If you’re active on #MomInstagram like I am, you’ve seen them on your Explore page – the #HotMoms. The ones that take a before picture, late in pregnancy, all belly, then take an after picture of them holding their brand new baby, back to a size 2. They’re everywhere, it seems – the fitness models and Instagram beauty queens that look more flawless at one month postpartum than I did before my twins were even conceived. Their baby is tiny and their makeup is impeccable. And while I’ve long figured out that comparing oneself to people on Instagram is unbelievably toxic, I’m still wondering every day when I’ll start feeling attractive again. Scratch that – I’m still wondering when I’ll start feeling like myself again. I read an article once that says on average, it takes 18 months for a new mom to feel “like a woman again.” I’m 7 months in and over it already.

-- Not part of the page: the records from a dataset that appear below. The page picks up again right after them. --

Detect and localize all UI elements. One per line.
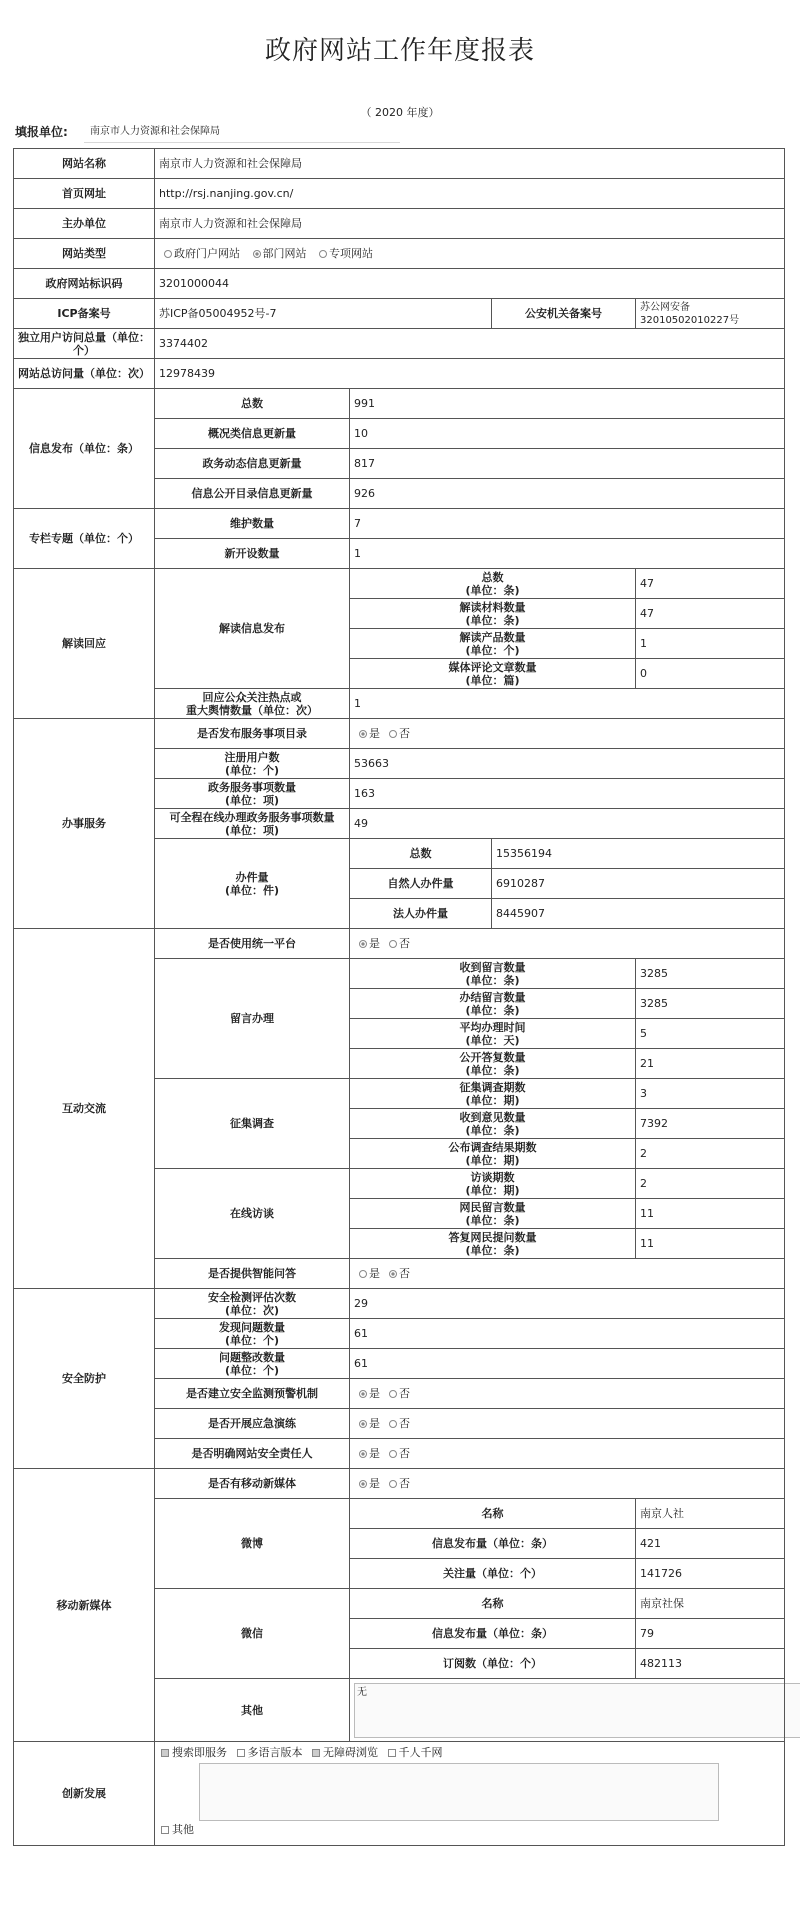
interpret-material-value: 47 [636, 599, 785, 629]
mobile-other-textarea[interactable]: 无 [354, 1683, 800, 1738]
info-open-value: 926 [350, 479, 785, 509]
radio-department-label: 部门网站 [262, 247, 307, 260]
checkbox-accessible[interactable] [312, 1749, 320, 1757]
smart-radios [350, 1259, 785, 1289]
checkbox-personalized-label: 千人千网 [398, 1746, 443, 1759]
home-value: http://rsj.nanjing.gov.cn/ [155, 179, 785, 209]
interpret-material-label: 解读材料数量 (单位：条) [350, 599, 636, 629]
police-label: 公安机关备案号 [492, 299, 636, 329]
report-year: （ 2020 年度） [360, 106, 440, 119]
weibo-posts-value: 421 [636, 1529, 785, 1559]
radio-no[interactable] [389, 1480, 397, 1488]
wechat-label: 微信 [155, 1589, 350, 1679]
row-icp [14, 299, 785, 329]
service-catalog-label: 是否发布服务事项目录 [155, 719, 350, 749]
service-users-value: 53663 [350, 749, 785, 779]
info-section-label: 信息发布（单位：条） [14, 389, 155, 509]
row-type [14, 239, 785, 269]
service-items-label: 政务服务事项数量 (单位：项) [155, 779, 350, 809]
mobile-section-label: 移动新媒体 [14, 1469, 155, 1742]
radio-no[interactable] [389, 730, 397, 738]
row-uv [14, 329, 785, 359]
msg-pub-label: 公开答复数量 (单位：条) [350, 1049, 636, 1079]
mobile-other-label: 其他 [155, 1679, 350, 1742]
interpret-media-value: 0 [636, 659, 785, 689]
column-new-label: 新开设数量 [155, 539, 350, 569]
sec-fixed-value: 61 [350, 1349, 785, 1379]
row-pv [14, 359, 785, 389]
sec-drill-radios [350, 1409, 785, 1439]
platform-radios [350, 929, 785, 959]
info-news-label: 政务动态信息更新量 [155, 449, 350, 479]
row-home [14, 179, 785, 209]
interpret-product-label: 解读产品数量 (单位：个) [350, 629, 636, 659]
radio-portal-label: 政府门户网站 [174, 247, 240, 260]
radio-no[interactable] [389, 1270, 397, 1278]
survey-result-label: 公布调查结果期数 (单位：期) [350, 1139, 636, 1169]
msg-time-label: 平均办理时间 (单位：天) [350, 1019, 636, 1049]
cases-total-label: 总数 [350, 839, 492, 869]
cases-corp-value: 8445907 [492, 899, 785, 929]
wechat-subs-label: 订阅数（单位：个） [350, 1649, 636, 1679]
checkbox-personalized[interactable] [388, 1749, 396, 1757]
row-id [14, 269, 785, 299]
msg-recv-value: 3285 [636, 959, 785, 989]
checkbox-multilang-label: 多语言版本 [247, 1746, 303, 1759]
radio-no[interactable] [389, 1420, 397, 1428]
sec-fixed-label: 问题整改数量 (单位：个) [155, 1349, 350, 1379]
sec-resp-radios [350, 1439, 785, 1469]
interpret-media-label: 媒体评论文章数量 (单位：篇) [350, 659, 636, 689]
weibo-follow-value: 141726 [636, 1559, 785, 1589]
id-label: 政府网站标识码 [14, 269, 155, 299]
pv-label: 网站总访问量（单位：次） [14, 359, 155, 389]
radio-yes[interactable] [359, 1480, 367, 1488]
radio-no[interactable] [389, 1450, 397, 1458]
radio-portal[interactable] [164, 250, 172, 258]
msg-label: 留言办理 [155, 959, 350, 1079]
sec-found-label: 发现问题数量 (单位：个) [155, 1319, 350, 1349]
sec-drill-label: 是否开展应急演练 [155, 1409, 350, 1439]
service-section-label: 办事服务 [14, 719, 155, 929]
wechat-posts-label: 信息发布量（单位：条） [350, 1619, 636, 1649]
interpret-response-label: 回应公众关注热点或 重大舆情数量（单位：次） [155, 689, 350, 719]
radio-no-label: 否 [399, 937, 410, 950]
mobile-other-cell [350, 1679, 785, 1742]
icp-value: 苏ICP备05004952号-7 [155, 299, 492, 329]
checkbox-other[interactable] [161, 1826, 169, 1834]
radio-no-label: 否 [399, 1417, 410, 1430]
weibo-posts-label: 信息发布量（单位：条） [350, 1529, 636, 1559]
weibo-label: 微博 [155, 1499, 350, 1589]
service-catalog-radios [350, 719, 785, 749]
info-total-value: 991 [350, 389, 785, 419]
cases-person-label: 自然人办件量 [350, 869, 492, 899]
radio-no-label: 否 [399, 1267, 410, 1280]
radio-yes-label: 是 [369, 937, 380, 950]
weibo-name-label: 名称 [350, 1499, 636, 1529]
column-maintain-label: 维护数量 [155, 509, 350, 539]
radio-department[interactable] [253, 250, 261, 258]
radio-no[interactable] [389, 940, 397, 948]
row-site-name [14, 149, 785, 179]
survey-num-value: 3 [636, 1079, 785, 1109]
checkbox-accessible-label: 无障碍浏览 [323, 1746, 378, 1759]
interview-label: 在线访谈 [155, 1169, 350, 1259]
cases-person-value: 6910287 [492, 869, 785, 899]
iv-ans-value: 11 [636, 1229, 785, 1259]
service-items-value: 163 [350, 779, 785, 809]
radio-special[interactable] [319, 250, 327, 258]
service-online-value: 49 [350, 809, 785, 839]
radio-yes[interactable] [359, 1450, 367, 1458]
info-overview-label: 概况类信息更新量 [155, 419, 350, 449]
cases-corp-label: 法人办件量 [350, 899, 492, 929]
sec-found-value: 61 [350, 1319, 785, 1349]
site-name-value: 南京市人力资源和社会保障局 [155, 149, 785, 179]
checkbox-search-service[interactable] [161, 1749, 169, 1757]
radio-yes-label: 是 [369, 727, 380, 740]
row-host [14, 209, 785, 239]
checkbox-multilang[interactable] [237, 1749, 245, 1757]
survey-label: 征集调查 [155, 1079, 350, 1169]
site-name-label: 网站名称 [14, 149, 155, 179]
msg-recv-label: 收到留言数量 (单位：条) [350, 959, 636, 989]
info-total-label: 总数 [155, 389, 350, 419]
interpret-total-value: 47 [636, 569, 785, 599]
radio-no-label: 否 [399, 727, 410, 740]
home-label: 首页网址 [14, 179, 155, 209]
msg-pub-value: 21 [636, 1049, 785, 1079]
service-cases-label: 办件量 (单位：件) [155, 839, 350, 929]
report-table [13, 148, 785, 1846]
sec-resp-label: 是否明确网站安全责任人 [155, 1439, 350, 1469]
radio-yes-label: 是 [369, 1417, 380, 1430]
column-new-value: 1 [350, 539, 785, 569]
msg-time-value: 5 [636, 1019, 785, 1049]
interpret-section-label: 解读回应 [14, 569, 155, 719]
icp-label: ICP备案号 [14, 299, 155, 329]
iv-num-label: 访谈期数 (单位：期) [350, 1169, 636, 1199]
reporter-field[interactable]: 南京市人力资源和社会保障局 [84, 124, 400, 143]
interaction-section-label: 互动交流 [14, 929, 155, 1289]
radio-no-label: 否 [399, 1477, 410, 1490]
msg-done-value: 3285 [636, 989, 785, 1019]
type-label: 网站类型 [14, 239, 155, 269]
weibo-follow-label: 关注量（单位：个） [350, 1559, 636, 1589]
radio-yes[interactable] [359, 1390, 367, 1398]
radio-no-label: 否 [399, 1447, 410, 1460]
page-title: 政府网站工作年度报表 [264, 36, 535, 66]
host-value: 南京市人力资源和社会保障局 [155, 209, 785, 239]
innovation-options [159, 1746, 780, 1759]
radio-yes-label: 是 [369, 1267, 380, 1280]
msg-done-label: 办结留言数量 (单位：条) [350, 989, 636, 1019]
info-overview-value: 10 [350, 419, 785, 449]
sec-eval-value: 29 [350, 1289, 785, 1319]
host-label: 主办单位 [14, 209, 155, 239]
checkbox-search-service-label: 搜索即服务 [172, 1746, 227, 1759]
police-value: 苏公网安备 32010502010227号 [636, 299, 785, 329]
service-online-label: 可全程在线办理政务服务事项数量 (单位：项) [155, 809, 350, 839]
pv-value: 12978439 [155, 359, 785, 389]
security-section-label: 安全防护 [14, 1289, 155, 1469]
mobile-has-radios [350, 1469, 785, 1499]
iv-msg-label: 网民留言数量 (单位：条) [350, 1199, 636, 1229]
iv-ans-label: 答复网民提问数量 (单位：条) [350, 1229, 636, 1259]
survey-opinion-label: 收到意见数量 (单位：条) [350, 1109, 636, 1139]
wechat-name-label: 名称 [350, 1589, 636, 1619]
innovation-other-textarea[interactable] [199, 1763, 719, 1821]
interpret-product-value: 1 [636, 629, 785, 659]
info-open-label: 信息公开目录信息更新量 [155, 479, 350, 509]
reporter-label: 填报单位: [15, 125, 68, 139]
platform-label: 是否使用统一平台 [155, 929, 350, 959]
interpret-response-value: 1 [350, 689, 785, 719]
uv-value: 3374402 [155, 329, 785, 359]
survey-num-label: 征集调查期数 (单位：期) [350, 1079, 636, 1109]
weibo-name-value: 南京人社 [636, 1499, 785, 1529]
radio-yes-label: 是 [369, 1477, 380, 1490]
radio-yes[interactable] [359, 940, 367, 948]
column-maintain-value: 7 [350, 509, 785, 539]
radio-yes[interactable] [359, 1420, 367, 1428]
uv-label: 独立用户访问总量（单位：个） [14, 329, 155, 359]
iv-msg-value: 11 [636, 1199, 785, 1229]
sec-monitor-radios [350, 1379, 785, 1409]
radio-special-label: 专项网站 [329, 247, 373, 260]
smart-label: 是否提供智能问答 [155, 1259, 350, 1289]
cases-total-value: 15356194 [492, 839, 785, 869]
innovation-section-label: 创新发展 [14, 1742, 155, 1846]
radio-yes-label: 是 [369, 1387, 380, 1400]
radio-yes[interactable] [359, 730, 367, 738]
iv-num-value: 2 [636, 1169, 785, 1199]
interpret-total-label: 总数 (单位：条) [350, 569, 636, 599]
service-users-label: 注册用户数 (单位：个) [155, 749, 350, 779]
info-news-value: 817 [350, 449, 785, 479]
checkbox-other-label: 其他 [172, 1823, 194, 1836]
interpret-publish-label: 解读信息发布 [155, 569, 350, 689]
type-radio-group [155, 239, 785, 269]
sec-monitor-label: 是否建立安全监测预警机制 [155, 1379, 350, 1409]
mobile-has-label: 是否有移动新媒体 [155, 1469, 350, 1499]
column-section-label: 专栏专题（单位：个） [14, 509, 155, 569]
radio-no-label: 否 [399, 1387, 410, 1400]
survey-opinion-value: 7392 [636, 1109, 785, 1139]
id-value: 3201000044 [155, 269, 785, 299]
radio-yes-label: 是 [369, 1447, 380, 1460]
wechat-posts-value: 79 [636, 1619, 785, 1649]
innovation-cell [155, 1742, 785, 1846]
wechat-name-value: 南京社保 [636, 1589, 785, 1619]
sec-eval-label: 安全检测评估次数 (单位：次) [155, 1289, 350, 1319]
radio-yes[interactable] [359, 1270, 367, 1278]
radio-no[interactable] [389, 1390, 397, 1398]
survey-result-value: 2 [636, 1139, 785, 1169]
wechat-subs-value: 482113 [636, 1649, 785, 1679]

Let me backtrack. Before I got pregnant with the twins, I was in amazing shape. I was a total gym rat and was nutrition-obsessed. I was studying to be a personal trainer. I was a minor league (semi-pro, but I always thought minor league sounded better) cheerleader in crop tops and hot pants. I even had a separate Instagram account just to post videos of my meals and workouts. Fitness was My Thing. And I always thought when I got pregnant, I’d have a “fit pregnancy.” I didn’t know what being pregnant with twins would feel like for me. I didn’t know I’d be exhausted, sick, and want nothing more than to eat junk food, binge watch RuPaul’s Drag Race and sleep. So my entire pregnancy, I think I worked out a total of three times. I gained 40 pounds – not bad for twins, but enough to make me feel like I was living in someone else’s body. The twins were born, and suddenly everything changed. I was someone else. I was mom. I AM mom. And my life revolves around two tiny humans who believe me to be the supreme being of the universe. And as much as I love my role as mom, I can’t help but feel like I’m not Kayla anymore. I’m not the confident fitness junkie former cheerleader. I am mom. Mom does not feel like using her free time to meal prep and mom does not get to spend hours in the gym anymore. All the things I used to do that felt like undeniable parts of me disappeared when I gave birth, and I must admit, I’m still feeling a little lost in the transition.

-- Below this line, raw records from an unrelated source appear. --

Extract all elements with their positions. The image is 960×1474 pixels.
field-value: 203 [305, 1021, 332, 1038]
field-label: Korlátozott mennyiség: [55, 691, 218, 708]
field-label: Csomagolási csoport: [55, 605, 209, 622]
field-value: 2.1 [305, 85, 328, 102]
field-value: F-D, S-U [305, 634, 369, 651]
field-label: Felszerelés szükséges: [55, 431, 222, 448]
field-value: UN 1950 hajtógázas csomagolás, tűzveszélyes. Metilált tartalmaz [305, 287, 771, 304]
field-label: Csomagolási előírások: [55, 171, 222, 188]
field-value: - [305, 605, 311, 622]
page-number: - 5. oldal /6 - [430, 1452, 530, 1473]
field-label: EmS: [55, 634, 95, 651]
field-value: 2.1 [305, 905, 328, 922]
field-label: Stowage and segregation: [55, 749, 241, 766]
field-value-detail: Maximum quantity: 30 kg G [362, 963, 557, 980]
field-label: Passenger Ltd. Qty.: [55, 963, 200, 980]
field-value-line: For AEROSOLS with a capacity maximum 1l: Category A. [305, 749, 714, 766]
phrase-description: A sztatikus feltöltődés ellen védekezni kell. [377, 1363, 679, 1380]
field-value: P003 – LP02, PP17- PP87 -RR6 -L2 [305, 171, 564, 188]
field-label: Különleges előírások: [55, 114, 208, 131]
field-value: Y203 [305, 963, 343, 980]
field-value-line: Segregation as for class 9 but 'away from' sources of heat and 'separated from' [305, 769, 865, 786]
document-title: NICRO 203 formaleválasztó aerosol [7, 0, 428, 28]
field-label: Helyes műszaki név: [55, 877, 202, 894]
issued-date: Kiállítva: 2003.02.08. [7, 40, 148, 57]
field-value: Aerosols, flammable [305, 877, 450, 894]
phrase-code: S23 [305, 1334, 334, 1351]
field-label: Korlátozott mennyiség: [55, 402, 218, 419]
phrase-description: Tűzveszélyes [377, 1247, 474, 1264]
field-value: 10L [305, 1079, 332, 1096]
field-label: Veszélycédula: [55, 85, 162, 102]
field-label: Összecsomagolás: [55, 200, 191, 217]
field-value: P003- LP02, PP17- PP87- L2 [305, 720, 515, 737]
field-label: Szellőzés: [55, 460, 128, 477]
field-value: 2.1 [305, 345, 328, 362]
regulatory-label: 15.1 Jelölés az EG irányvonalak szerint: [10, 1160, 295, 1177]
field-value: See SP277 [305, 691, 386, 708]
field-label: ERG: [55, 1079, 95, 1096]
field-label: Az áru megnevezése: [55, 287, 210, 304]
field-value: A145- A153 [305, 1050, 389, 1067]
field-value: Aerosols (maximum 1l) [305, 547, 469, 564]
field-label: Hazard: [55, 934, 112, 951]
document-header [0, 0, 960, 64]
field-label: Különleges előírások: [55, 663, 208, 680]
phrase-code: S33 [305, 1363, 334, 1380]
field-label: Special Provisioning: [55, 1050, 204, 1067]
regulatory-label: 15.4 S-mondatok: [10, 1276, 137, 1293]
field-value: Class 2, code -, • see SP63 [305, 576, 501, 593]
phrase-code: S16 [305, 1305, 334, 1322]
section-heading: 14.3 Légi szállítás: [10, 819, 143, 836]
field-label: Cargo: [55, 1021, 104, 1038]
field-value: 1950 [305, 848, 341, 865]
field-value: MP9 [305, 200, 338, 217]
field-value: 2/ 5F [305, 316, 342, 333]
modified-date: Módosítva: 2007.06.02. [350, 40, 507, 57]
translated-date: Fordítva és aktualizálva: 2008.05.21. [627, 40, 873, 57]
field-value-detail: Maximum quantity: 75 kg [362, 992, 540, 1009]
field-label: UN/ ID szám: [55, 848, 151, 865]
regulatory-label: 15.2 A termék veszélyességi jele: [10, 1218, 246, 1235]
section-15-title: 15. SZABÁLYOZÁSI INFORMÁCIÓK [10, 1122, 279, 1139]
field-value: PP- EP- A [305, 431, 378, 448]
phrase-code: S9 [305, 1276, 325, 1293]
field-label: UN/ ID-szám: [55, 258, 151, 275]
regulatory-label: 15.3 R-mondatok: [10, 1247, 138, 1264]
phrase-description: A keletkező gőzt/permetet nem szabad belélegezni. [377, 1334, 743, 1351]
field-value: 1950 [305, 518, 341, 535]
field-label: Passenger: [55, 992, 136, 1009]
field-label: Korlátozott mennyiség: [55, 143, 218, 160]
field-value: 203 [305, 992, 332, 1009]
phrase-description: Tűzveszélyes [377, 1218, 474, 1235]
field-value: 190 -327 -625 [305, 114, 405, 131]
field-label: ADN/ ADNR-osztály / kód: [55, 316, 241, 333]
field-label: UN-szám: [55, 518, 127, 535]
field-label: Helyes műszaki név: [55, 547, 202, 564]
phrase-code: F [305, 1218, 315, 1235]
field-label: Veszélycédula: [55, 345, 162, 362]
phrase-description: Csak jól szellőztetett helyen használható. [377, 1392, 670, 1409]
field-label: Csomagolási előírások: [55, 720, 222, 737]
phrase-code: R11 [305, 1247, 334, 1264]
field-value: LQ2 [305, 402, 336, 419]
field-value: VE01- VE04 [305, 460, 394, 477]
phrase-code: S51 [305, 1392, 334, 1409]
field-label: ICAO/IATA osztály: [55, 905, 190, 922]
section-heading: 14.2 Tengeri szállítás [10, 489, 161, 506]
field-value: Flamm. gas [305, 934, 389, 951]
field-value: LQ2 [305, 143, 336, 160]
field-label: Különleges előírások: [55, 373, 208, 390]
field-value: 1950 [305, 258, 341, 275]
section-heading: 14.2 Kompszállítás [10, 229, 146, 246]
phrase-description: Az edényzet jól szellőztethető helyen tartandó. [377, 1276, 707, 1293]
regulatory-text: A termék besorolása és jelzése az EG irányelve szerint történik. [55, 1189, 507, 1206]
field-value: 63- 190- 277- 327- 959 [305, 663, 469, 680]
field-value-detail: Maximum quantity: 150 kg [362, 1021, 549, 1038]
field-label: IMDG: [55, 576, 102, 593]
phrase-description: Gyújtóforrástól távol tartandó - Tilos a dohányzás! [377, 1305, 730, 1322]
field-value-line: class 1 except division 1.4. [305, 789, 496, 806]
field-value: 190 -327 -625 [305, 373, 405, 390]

It goes without saying that going from no children to two children was big. All the things I took for granted – taking a long shower, washing and detangling my hair, putting on a full face of makeup, having a spontaneous lunch or nail shop date with friends – they’re things I don’t get to do much anymore. When I leave the house, I don’t feel glamorous, or like a head turner – I feel like a mom. My uniform is maternity jeans, a comfy shirt that doesn’t hug my post-baby pooch too tight, flat sandals or running shoes, an afro puff, glasses, and no makeup. And while there’s nothing wrong with adopting the “mom uniform” and there’s a whole culture based around the “mom lifestyle” – all I can think is, “I’ve lost my mojo!” I want to feel, well, jazzy again. I want to feel fancy and pretty and impressive, but all I feel like is…mom. I want to feel like when I go out, people see me, and not just a giant double stroller and a diaper bag.

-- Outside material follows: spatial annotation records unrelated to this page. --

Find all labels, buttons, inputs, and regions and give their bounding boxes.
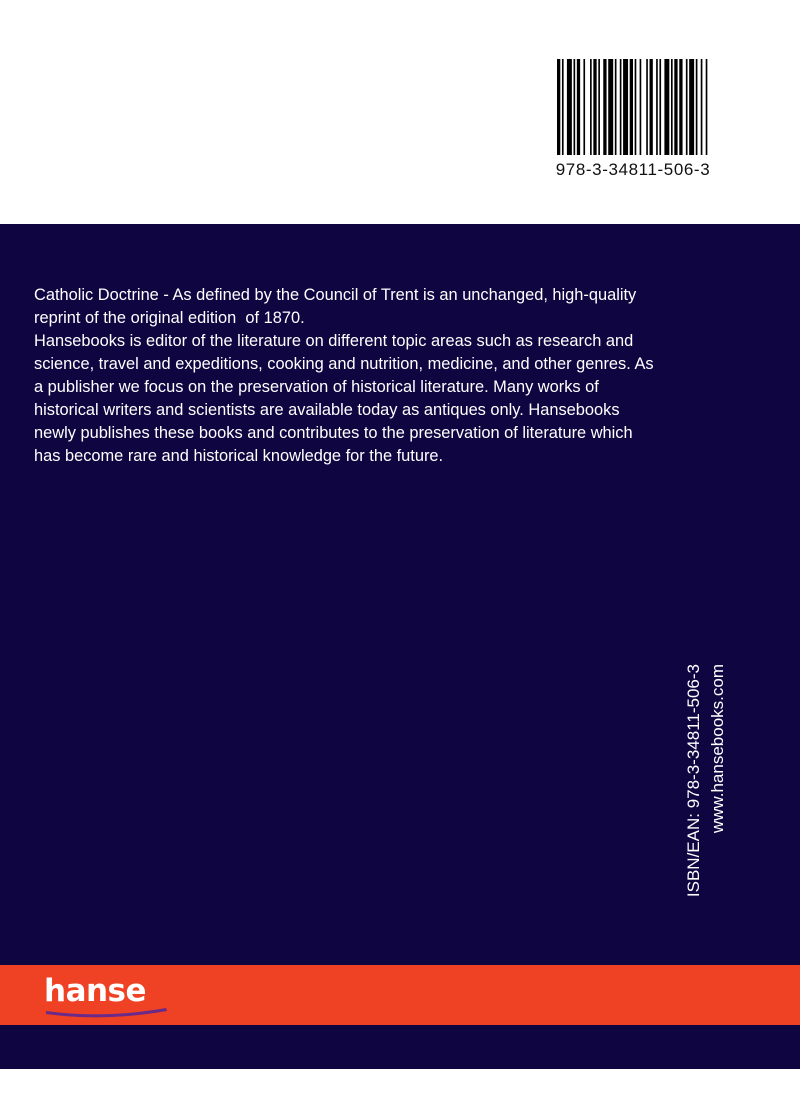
- book-description: [34, 284, 734, 468]
- isbn-line: ISBN/EAN: 978-3-34811-506-3: [684, 664, 703, 898]
- hanse-logo: [44, 971, 169, 1019]
- barcode-number: 978-3-34811-506-3: [555, 160, 711, 179]
- description-paragraph-1: Catholic Doctrine - As defined by the Council of Trent is an unchanged, high-quality reprint of the original edition of 1870.: [34, 286, 637, 327]
- website-url: www.hansebooks.com: [708, 664, 727, 834]
- bottom-white-strip: [0, 1069, 800, 1096]
- logo-text: hanse: [44, 973, 147, 1009]
- spine-info: [682, 664, 732, 909]
- publisher-band: [0, 965, 800, 1025]
- description-paragraph-2: Hansebooks is editor of the literature on different topic areas such as research and science, travel and expeditions, cooking and nutrition, medicine, and other genres. As a publisher we focus on the preservation of historical literature. Many works of historical writers and scientists are available today as antiques only. Hansebooks newly publishes these books and contributes to the preservation of literature which has become rare and historical knowledge for the future.: [34, 332, 654, 465]
- top-white-area: [0, 0, 800, 224]
- swoosh-icon: [44, 1005, 169, 1019]
- barcode: [553, 57, 713, 182]
- barcode-icon: [557, 59, 709, 155]
- back-cover: [0, 224, 800, 1069]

So I’ve realized I may need to make a conscious effort to feel like me again. Maybe it’s not realistic to try to recreate my 2015 self, when I had abs and waist-long braids and not a care in the world, but I’m starting to realize that I won’t feel like more than a mom until I start treating myself like more than a mom. And that means finding time for me – making time for a long shower and a deep conditioning. Starting the “getting ready” process a little earlier so I can feel like I look half as presentable as my children do. Leaving the junk food behind with my pregnancy and finding the time to stay active, stroller and all. But most of all – stop comparing myself to the #HotMoms and, more than that, stop comparing 2017 me to the 2015 me. 2015 me wasn’t mom. She may have had a flat stomach, meticulously planned out outfits, and the perfect song lyric for her Instagram caption, but she didn’t have two chunky faces shooting her toothless grins with hearts in their eyes every day.
So moms, tell me I’m not alone – when your kids were small, did you feel like another person? Did you feel a disconnect between pre-baby and post-baby you? When did you start to feel like you again?